I'm reading Chen and Wu's book, Second order elliptic equations and elliptic systems. In the chapter on Krylov and Safonov theorem for nondivergence form elliptic equations, the concept of normal mapping is introduced. On page 81, definition 1.4 it is said that if $\Omega \subset \mathbf{R}^n$ is a domain, $x_0 \in \Omega$, for $\lambda \in \mathbf{R}$ they set $w$ the function such that its graph is a cone surface with vertex at $(x_0, \lambda)$ and base $\Omega$.

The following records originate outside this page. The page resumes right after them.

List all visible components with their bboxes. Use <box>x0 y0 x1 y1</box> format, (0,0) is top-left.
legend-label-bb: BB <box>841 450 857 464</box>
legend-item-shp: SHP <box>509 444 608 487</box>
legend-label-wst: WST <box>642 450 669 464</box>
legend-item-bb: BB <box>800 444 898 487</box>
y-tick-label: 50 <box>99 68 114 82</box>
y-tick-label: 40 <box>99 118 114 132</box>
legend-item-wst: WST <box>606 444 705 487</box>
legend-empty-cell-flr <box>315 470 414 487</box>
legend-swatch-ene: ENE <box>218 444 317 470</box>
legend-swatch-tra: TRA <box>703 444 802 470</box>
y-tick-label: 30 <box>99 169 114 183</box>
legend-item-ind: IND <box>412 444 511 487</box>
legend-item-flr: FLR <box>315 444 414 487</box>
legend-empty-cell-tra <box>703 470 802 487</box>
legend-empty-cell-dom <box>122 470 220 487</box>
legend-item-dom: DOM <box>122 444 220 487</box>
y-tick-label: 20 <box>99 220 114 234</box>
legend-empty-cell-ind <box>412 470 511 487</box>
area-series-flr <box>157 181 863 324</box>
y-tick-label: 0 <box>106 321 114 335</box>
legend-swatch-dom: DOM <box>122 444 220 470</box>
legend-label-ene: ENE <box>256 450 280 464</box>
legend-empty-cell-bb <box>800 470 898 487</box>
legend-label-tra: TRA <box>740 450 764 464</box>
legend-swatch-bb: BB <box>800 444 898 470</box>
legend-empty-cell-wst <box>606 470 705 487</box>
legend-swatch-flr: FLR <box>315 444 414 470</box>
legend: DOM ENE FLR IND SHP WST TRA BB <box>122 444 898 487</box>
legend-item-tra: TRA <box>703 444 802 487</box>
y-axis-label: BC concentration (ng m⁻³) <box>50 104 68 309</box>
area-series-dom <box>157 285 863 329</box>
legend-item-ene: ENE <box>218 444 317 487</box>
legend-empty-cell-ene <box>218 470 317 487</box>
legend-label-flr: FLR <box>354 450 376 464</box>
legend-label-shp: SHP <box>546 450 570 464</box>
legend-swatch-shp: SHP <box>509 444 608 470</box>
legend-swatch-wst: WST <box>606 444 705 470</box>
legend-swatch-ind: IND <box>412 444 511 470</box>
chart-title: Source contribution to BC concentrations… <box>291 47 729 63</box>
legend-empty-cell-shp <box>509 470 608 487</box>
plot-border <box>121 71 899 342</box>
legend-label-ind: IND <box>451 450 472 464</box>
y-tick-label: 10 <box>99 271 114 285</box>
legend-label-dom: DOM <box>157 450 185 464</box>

I tried to construct such a function, but failed. For example if one takes $\Omega \subset \mathbf{R}^2$ to be the domain which boundary is: $B\ =\ A_1 \cup A_2 \cup A_3 \cup A_4 \cup A_5 \cup A_6$ with:
- $A_1\ =\ \{(x,0): 1 \le x \le 2\}$
- $A_2\ =\ \{(1, y): 0 \le y \le 1\}$
- $A_3\ =\ \{(2,y): -1 \le y \le 0\}$
- $A_4\ =\ \{(x,-1): -1 \le x \le 2\}$
- $A_5\ =\ \{(-1, y): -1 \le y \le 1\}$
- $A_6\ =\ \{(x, 1): -1 \le x \le 1\}$
Then if we take $x_0\ =\ (0,0)$ and $\lambda =1$ I don't understand how to construct the function whose graph is a cone with vertex in $(x_0, 1)$ and base $\Omega$. In fact every point $(x,0)$ with $x > 0$ has "lots of lines" above it. Shall I assume $\Omega$ convex or am I doing something wrong?
I describe the geometric intuition for ABP-estimate.
Hessian could be looked as a Jacobi metrix of $(u_1,...,u_n)\to (e_1,...,e_n)$. Elliptic property is just said the graph of the function could not have very narrow cone. By area formula and a rescaling we will derive ABP estimate.